UNITED METHODIST COMMUNITIES AT BRISTOL GLEN has a staff turnover rate of 49%, which is about average for New Jersey nursing homes (state average: 46%). Moderate turnover is common in nursing homes, but families should still ask about staff tenure and how the facility maintains care continuity when employees leave.

Was United Methodist Communities At Bristol Glen Ever Fined?

UNITED METHODIST COMMUNITIES AT BRISTOL GLEN has no federal fines on record. CMS issues fines when nursing homes fail to meet care standards or don't correct problems found during inspections. The absence of fines suggests the facility has either maintained compliance or corrected any issues before penalties were assessed. This is a positive indicator, though families should still review recent inspection reports for the full picture.

Is United Methodist Communities At Bristol Glen on Any Federal Watch List?

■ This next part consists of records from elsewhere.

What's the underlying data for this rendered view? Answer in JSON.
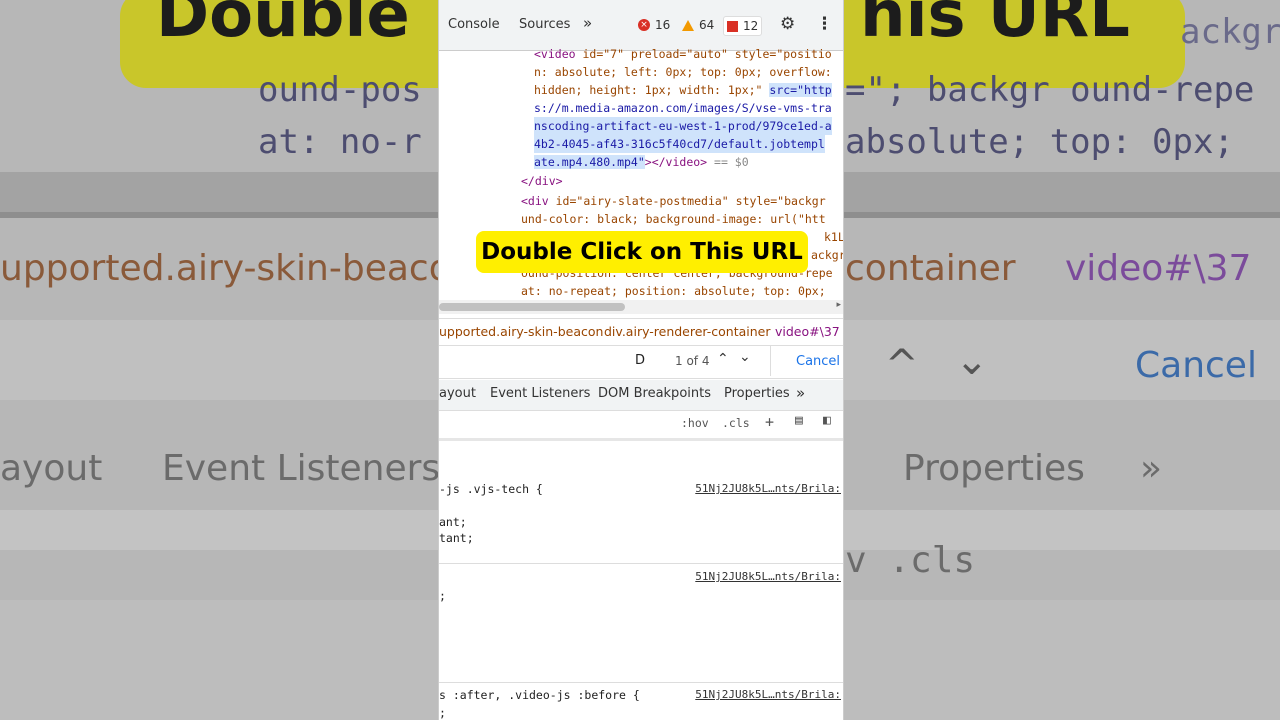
{
  "background": {
    "banner_left": "Double",
    "banner_right": "his URL",
    "code_line_1": "ound-pos",
    "code_line_1b": "=\"; backgr ound-repe",
    "code_line_2": "at: no-r",
    "code_line_2b": "absolute; top: 0px;",
    "breadcrumb_left": "upported.airy-skin-beaco",
    "breadcrumb_right_1": "container",
    "breadcrumb_right_2": "video#\\37",
    "cancel": "Cancel",
    "subtab_left_1": "ayout",
    "subtab_left_2": "Event Listeners",
    "subtab_right": "Properties",
    "toolbar_right": "v .cls"
  },
  "toolbar": {
    "tab_console": "Console",
    "tab_sources": "Sources",
    "more": "»",
    "errors": "16",
    "warnings": "64",
    "issues": "12"
  },
  "elements": {
    "line1_tag": "<video",
    "line1_attrs": " id=\"7\" preload=\"auto\" style=\"positio",
    "line2": "n: absolute; left: 0px; top: 0px; overflow:",
    "line3a": "hidden; height: 1px; width: 1px;\" ",
    "line3b": "src=\"http",
    "line4": "s://m.media-amazon.com/images/S/vse-vms-tra",
    "line5": "nscoding-artifact-eu-west-1-prod/979ce1ed-a",
    "line6": "4b2-4045-af43-316c5f40cd7/default.jobtempl",
    "line7a": "ate.mp4.480.mp4\"",
    "line7b": "></video>",
    "line7c": " == $0",
    "line8": "</div>",
    "line9a": "<div",
    "line9b": " id=\"airy-slate-postmedia\" style=\"backgr",
    "line10": "und-color: black; background-image: url(\"htt",
    "line11": "k1L.S",
    "line12": "ackgr",
    "line13": "ound-position: center center; background-repe",
    "line14": "at: no-repeat; position: absolute; top: 0px;"
  },
  "breadcrumbs": [
    "upported.airy-skin-beacon",
    "div.airy-renderer-container",
    "video#\\37"
  ],
  "search": {
    "query": "D",
    "count": "1 of 4",
    "cancel": "Cancel"
  },
  "subtabs": [
    "ayout",
    "Event Listeners",
    "DOM Breakpoints",
    "Properties",
    "»"
  ],
  "styles_toolbar": {
    "hov": ":hov",
    "cls": ".cls"
  },
  "rules": [
    {
      "selector": "-js .vjs-tech {",
      "lines": [
        "ant;",
        "tant;"
      ],
      "source": "51Nj2JU8k5L…nts/Brila:"
    },
    {
      "selector": "",
      "lines": [
        ";"
      ],
      "source": "51Nj2JU8k5L…nts/Brila:"
    },
    {
      "selector": "s :after, .video-js :before {",
      "lines": [
        ";"
      ],
      "source": "51Nj2JU8k5L…nts/Brila:"
    }
  ],
  "overlay": {
    "text": "Double Click on This URL"
  }
}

UNITED METHODIST COMMUNITIES AT BRISTOL GLEN is not on any federal watch list. The most significant is the Special Focus Facility (SFF) program, which identifies the bottom 1% of nursing homes nationally based on persistent, serious quality problems. Not being on this list means the facility has avoided the pattern of deficiencies that triggers enhanced federal oversight. This is a positive indicator, though families should still review the facility's inspection history directly.